Безголовые тела, висящие в воздухе, — вот последние работы Брелёра. Затем я смотрю на даты: по мере того как продвигается работа над циклом, тема оставленного в пустоте тела утрачивает свой первоначальный травмирующий характер, искалеченное тело, брошенное в пустоту, уже не кажется страдающим, от картины к картине оно все больше похоже на затерявшегося среди звезд ангела, на магический призыв, идущий издалека, на плотский соблазн, акробатический трюк. После многочисленных вариантов изначальная тема меняется: от доминанты жестокого до доминанты (вспомним опять это слово-пароль) чудесного.
С нами в мастерской моя жена Вера и Александр Аларис, мартиниканский философ. Как всегда, перед обедом мы пьем пунш. Потом Эрнест готовит еду. На столе шесть приборов. Почему шесть? В последнюю минуту приходит Исмаэль Мандарей, венесуэльский художник, мы садимся за стол. Но, как ни странно, шестой прибор остается нетронутым до конца обеда. Гораздо позднее с работы возвращается жена Эрнеста, женщина красивая и, это сразу видно, любимая.
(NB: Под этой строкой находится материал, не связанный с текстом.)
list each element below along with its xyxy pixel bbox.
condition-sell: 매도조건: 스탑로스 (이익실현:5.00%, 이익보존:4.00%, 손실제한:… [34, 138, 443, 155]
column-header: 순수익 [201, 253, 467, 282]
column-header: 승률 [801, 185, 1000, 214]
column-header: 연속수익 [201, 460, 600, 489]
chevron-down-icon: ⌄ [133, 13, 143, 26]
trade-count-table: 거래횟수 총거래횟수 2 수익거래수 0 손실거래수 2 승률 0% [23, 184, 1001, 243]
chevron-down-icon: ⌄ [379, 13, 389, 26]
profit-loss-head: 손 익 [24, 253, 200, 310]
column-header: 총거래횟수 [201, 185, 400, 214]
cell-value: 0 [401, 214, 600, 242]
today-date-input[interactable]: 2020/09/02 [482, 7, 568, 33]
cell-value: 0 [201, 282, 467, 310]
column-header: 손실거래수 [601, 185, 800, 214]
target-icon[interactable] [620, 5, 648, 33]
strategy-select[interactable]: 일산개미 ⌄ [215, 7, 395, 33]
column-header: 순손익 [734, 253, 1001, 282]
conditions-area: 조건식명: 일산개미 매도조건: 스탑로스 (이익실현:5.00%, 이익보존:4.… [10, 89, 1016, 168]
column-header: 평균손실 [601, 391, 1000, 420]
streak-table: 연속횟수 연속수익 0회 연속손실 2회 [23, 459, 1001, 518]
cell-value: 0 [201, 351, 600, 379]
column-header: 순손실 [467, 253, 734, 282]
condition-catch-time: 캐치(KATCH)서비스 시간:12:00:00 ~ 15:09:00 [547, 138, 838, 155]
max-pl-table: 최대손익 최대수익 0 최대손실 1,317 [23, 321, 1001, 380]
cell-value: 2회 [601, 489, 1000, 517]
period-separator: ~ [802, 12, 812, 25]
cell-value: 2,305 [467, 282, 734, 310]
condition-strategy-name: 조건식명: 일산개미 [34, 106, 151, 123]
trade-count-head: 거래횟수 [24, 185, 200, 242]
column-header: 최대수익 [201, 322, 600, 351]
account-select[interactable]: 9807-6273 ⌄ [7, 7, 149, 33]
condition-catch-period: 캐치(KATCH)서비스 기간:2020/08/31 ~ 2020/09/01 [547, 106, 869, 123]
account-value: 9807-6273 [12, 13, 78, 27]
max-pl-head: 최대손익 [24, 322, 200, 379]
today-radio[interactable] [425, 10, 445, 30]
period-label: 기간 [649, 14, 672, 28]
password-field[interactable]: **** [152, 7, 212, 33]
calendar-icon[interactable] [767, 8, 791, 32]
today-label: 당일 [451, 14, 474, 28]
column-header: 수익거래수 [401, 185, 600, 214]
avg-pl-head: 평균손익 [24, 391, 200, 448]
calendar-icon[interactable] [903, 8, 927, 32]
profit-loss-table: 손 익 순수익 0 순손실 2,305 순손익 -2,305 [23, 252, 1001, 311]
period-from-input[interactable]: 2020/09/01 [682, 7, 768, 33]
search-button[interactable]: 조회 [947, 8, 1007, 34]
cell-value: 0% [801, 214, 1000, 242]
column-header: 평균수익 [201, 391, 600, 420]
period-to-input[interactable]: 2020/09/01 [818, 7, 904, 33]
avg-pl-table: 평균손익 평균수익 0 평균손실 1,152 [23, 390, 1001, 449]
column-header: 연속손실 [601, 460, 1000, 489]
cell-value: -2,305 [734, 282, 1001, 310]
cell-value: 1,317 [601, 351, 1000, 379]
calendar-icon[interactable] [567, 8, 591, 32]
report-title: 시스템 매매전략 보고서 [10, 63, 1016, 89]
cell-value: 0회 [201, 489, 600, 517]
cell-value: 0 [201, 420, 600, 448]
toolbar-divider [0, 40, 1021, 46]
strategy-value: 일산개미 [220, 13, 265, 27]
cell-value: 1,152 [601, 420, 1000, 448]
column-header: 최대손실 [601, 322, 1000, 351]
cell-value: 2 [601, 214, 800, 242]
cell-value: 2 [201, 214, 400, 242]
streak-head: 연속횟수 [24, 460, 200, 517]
Уезжаем в машине Александра, Эрнест с женой стоят перед домом и провожают нас глазами, эта пара кажется мне мучительно-неразрывной, окруженной необъяснимой аурой одиночества. «Вы ведь поняли тайну шестого прибора, — сказал нам Александр, когда мы исчезли из их поля зрения. — Он давал Эрнесту иллюзию того, что его жена с нами».
СВОЙ ДОМ И МИР«Я утверждаю, что мы задыхаемся. Принцип здоровой антильской политики: открыть окна. Воздуха! Воздуха!» — писал Сезер в 1946 году в журнале «Тропик».
Открыть окна куда?
Прежде всего, в сторону Франции, писал Сезер, потому что Франция — это Революция, это Шолшер,[7] а еще это Рембо, Лотреамон, Бретон, это литература и культура, достойные самой искренней любви. А потом, это окна в африканское прошлое, искалеченное, разграбленное, в котором заключена вся потаенная суть мартиниканской идентичности.
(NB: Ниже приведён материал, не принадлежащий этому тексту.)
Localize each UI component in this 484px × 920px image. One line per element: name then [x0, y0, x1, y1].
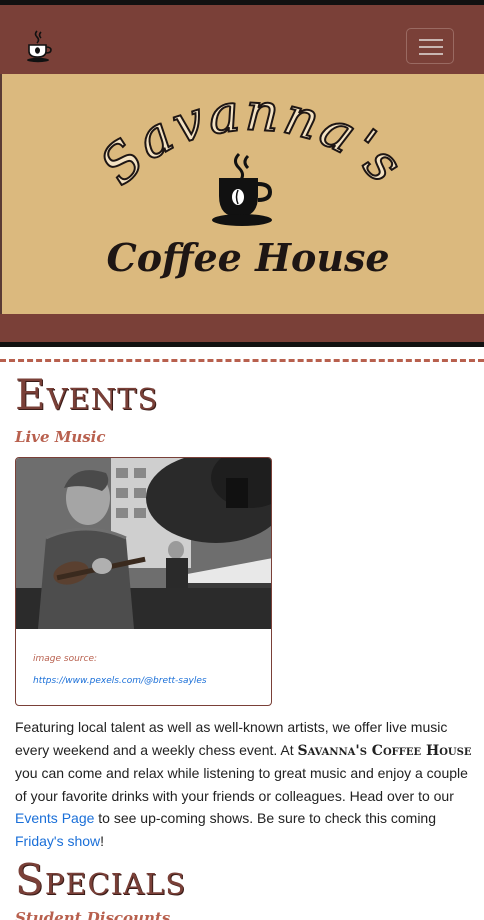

Последующие поколения не раз будут оспаривать эту франко-африканскую устремленность Сезера, настаивая на «американизме» Мартиники, на ее креольских корнях (это вся гамма цветов кожи и особый язык), на ее связях с Антильскими островами и всей Латинской Америкой.
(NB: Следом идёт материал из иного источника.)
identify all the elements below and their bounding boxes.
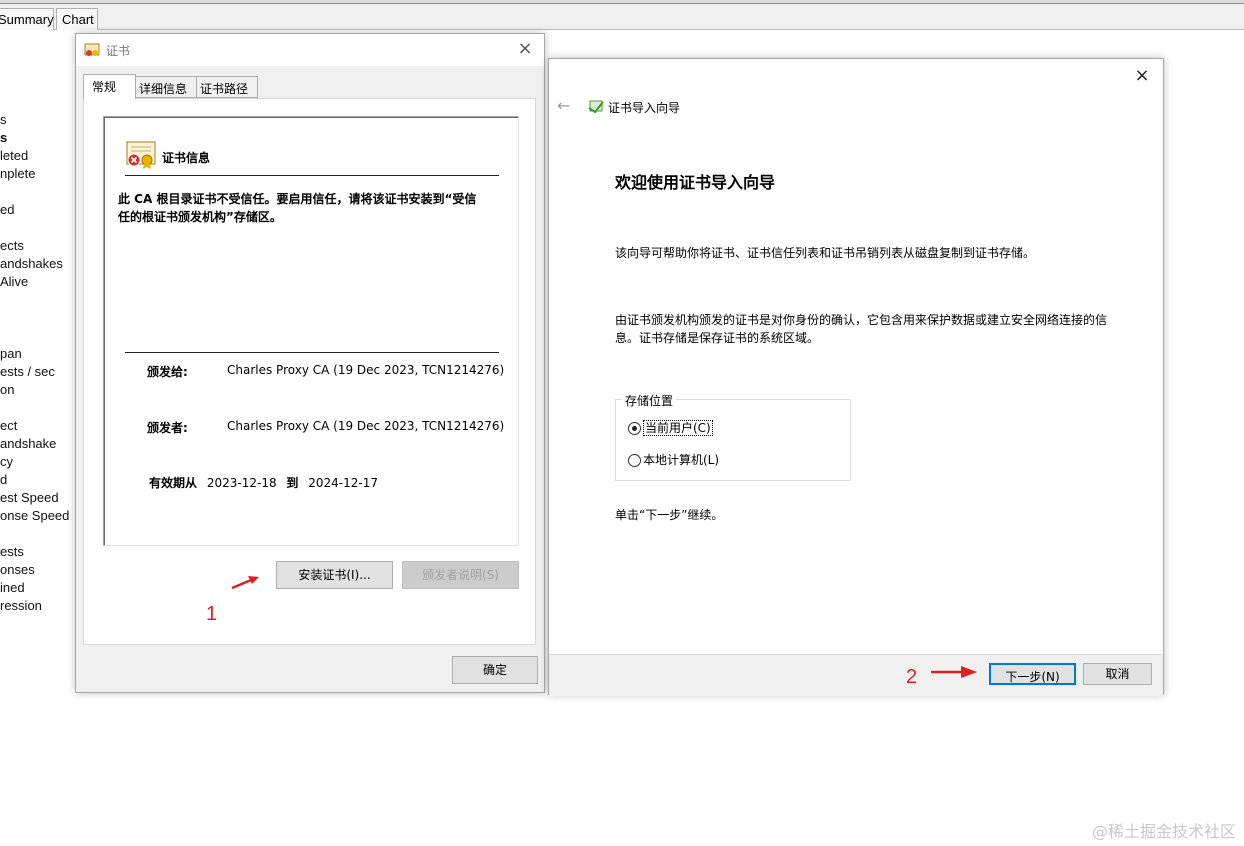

Ибо каждый народ, который находится в поисках самого себя, задается вопросом: где расположена эта промежуточная ступень между собственным домом и всем миром, где расположено, между национальным и мировым контекстами, то, что я называю переходным контекстом? Для чилийца это Латинская Америка, для шведа — Скандинавия. Все это так. А для Австрии? Где была эта ступень? В немецкоязычном мире? Или в многонациональной Центральной Европе? Весь смысл ее существования зависел от ответа на этот вопрос. Когда после 1918 года и потом, после 1945 года, принесшего еще более радикальные изменения, страна, выпавшая из центрально-европейского контекста, замкнулась на себе, или на своей «немецкости», она уже не была блистательной Австрией Фрейда или Малера, это была совсем другая Австрия со значительно суженным культурным влиянием. Та же дилемма для Греции, которая живет одновременно в восточноевропейском мире (византийские традиции, Православная церковь, русофильская направленность) и мире западноевропейском (греко-латинские традиции, тесные связи с Ренессансом, современность). В горячих спорах австрийцы или греки могут оспаривать одну ориентацию в пользу другой, но со стороны можно утверждать: существуют нации, чья идентичность определяется двойственностью, неоднозначностью их переходного контекста, но в этом и состоит их оригинальность.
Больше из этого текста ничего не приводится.